Вариант второй. Соседка, Катя Цыркун, дала ключи, которые оставила ей Лариса, своему приятелю или даже, что просто невозможно себе представить, сдала ее первому встречному-поперечному. Ради денег. И хотя на Катю это не похоже, но в данном случае речь идет о Чемберлене… Катя – ей, как и Ларисе, под тридцать – разведена, время от времени встречается с женатыми мужчинами, а тут вдруг подворачивается такой красавчик, Чемберлен, и просит ее подыскать ему квартиру. Но тогда почему бы ей не сдать свою квартиру, вернее, комнату, ведь у нее их две? Вопрос остается открытым.
Вариант третий…
Мужчина, небритый, со впалыми щеками и взглядом, как у больной собаки, в отличном дорогом шерстяном пальто до пят, забрызганном грязью, и нечищеных ботинках, садится за соседний столик и на глазах у Ларисы принимается за недоеденную булочку, оставленную только что парочкой веселых сытых студентов… Нет, положительно, сегодня не ее день, раз ей приходится видеть, как этот несчастный допивает и еще не успевший остыть кофе… Душераздирающее зрелище. И ведь не похож на бомжа, хотя вид еще тот… Денег нет, другого объяснения быть не может. Бедолага.
Чтобы как-то отвлечься от своих собственных переживаний, она вдруг пересаживается к нему за столик вместе со своими тарелочками-чашечками, переселяется, словно на всю жизнь. Она еще не знает, что ее судьбоносная встреча с Лукой…
– Салют. Знаете, я могу одолжить вам немного денег, чтобы вы поужинали. Здесь, помимо кофе и пирожных, можно купить и бутерброды, а неподалеку отсюда есть отличная пиццерия…
Ей вдруг захотелось плакать, глядя на его огромные, прозрачные, цвета морской волны, глаза. Он был такой несчастный со своим идеальным носом, густой, посеребренной и вызолоченной небрежной щетиной и дрожащими руками.
– А знаете, у нас с вами одна масть, – вдруг сказала она, – у вас волосы чуть потемнее, но в детстве вы наверняка были рыжим, как и я, вот и в бороде много рыжего осталось… Что с вами случилось? Вы извините, что вмешиваюсь, но не могу смотреть, как вы допиваете чужой кофе…
Он молча смотрел на нее, а она пыталась понять, доходит ли до него смысл сказанных ею слов, или же он, как и многие блуждающие сегодня по дорогам России оборванные и несчастные люди, потерял память?
– Вы ничего не помните?
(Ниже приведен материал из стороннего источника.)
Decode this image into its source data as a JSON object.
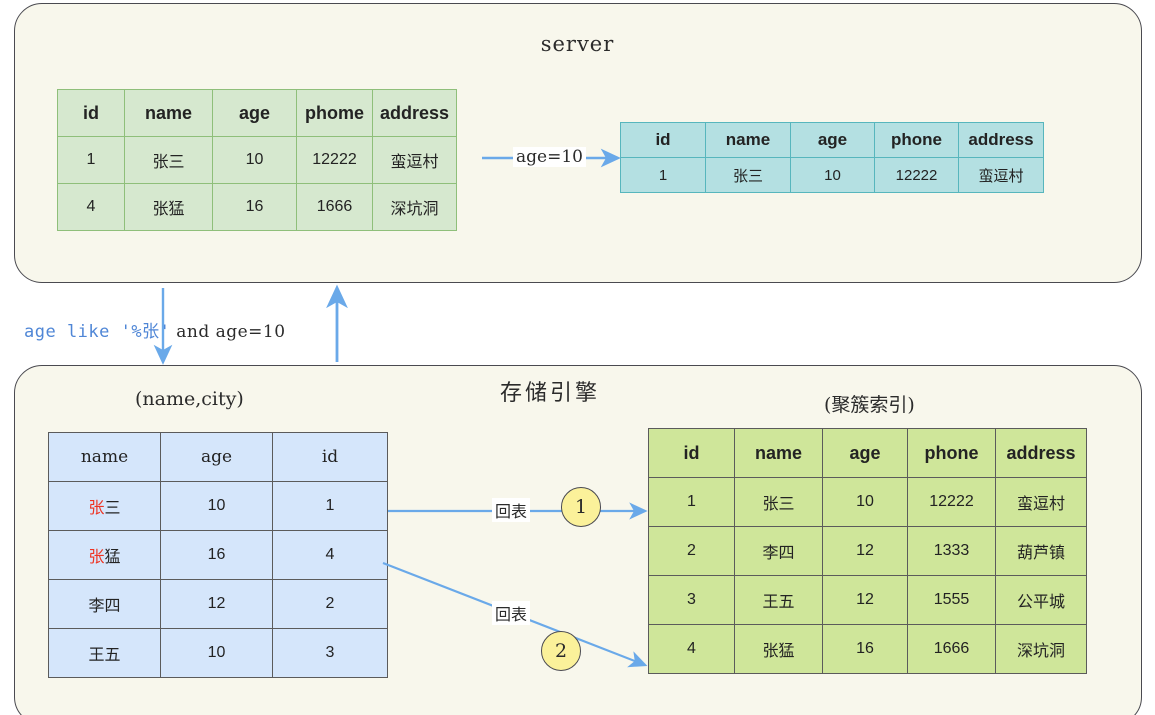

Вы потерялись?
Ей вдруг захотелось, чтобы он потерялся, а она его нашла. Она, еще несколько минут тому назад чувствовавшая себя несчастной, встретив существо более несчастное, захотела ему помочь.
– Вы не помните, как вас зовут? Ну? Не молчите же!
Он слабо улыбнулся и ответил ей:
– Салют.
– Хорошо, что вы хотя бы не немой и можете говорить, – вздохнула она с облегчением. – Это ничего, что вы такой заторможенный, это временно, потом вы полностью восстановитесь, это я вам обещаю… Так вы помните свое имя? У вас такое пальто грязное…
Ее снова начало трясти.
– Лука.
– Как? Как вы сказали? Лука? Это что, правда ваше имя или я чего-то не поняла? Девушка, – вдруг крикнула она, обращаясь к женщине, убиравшей со столов, – подойдите к нам, пожалуйста, вот, уберите эти грязные чашки и принесите нам кофе и минеральной воды, а еще – валидол, у меня что-то сердце расшалилось!.. Я вам заплачу… Так вас зовут Лука? Чудесное имя. Хотите, я почищу вам пальто?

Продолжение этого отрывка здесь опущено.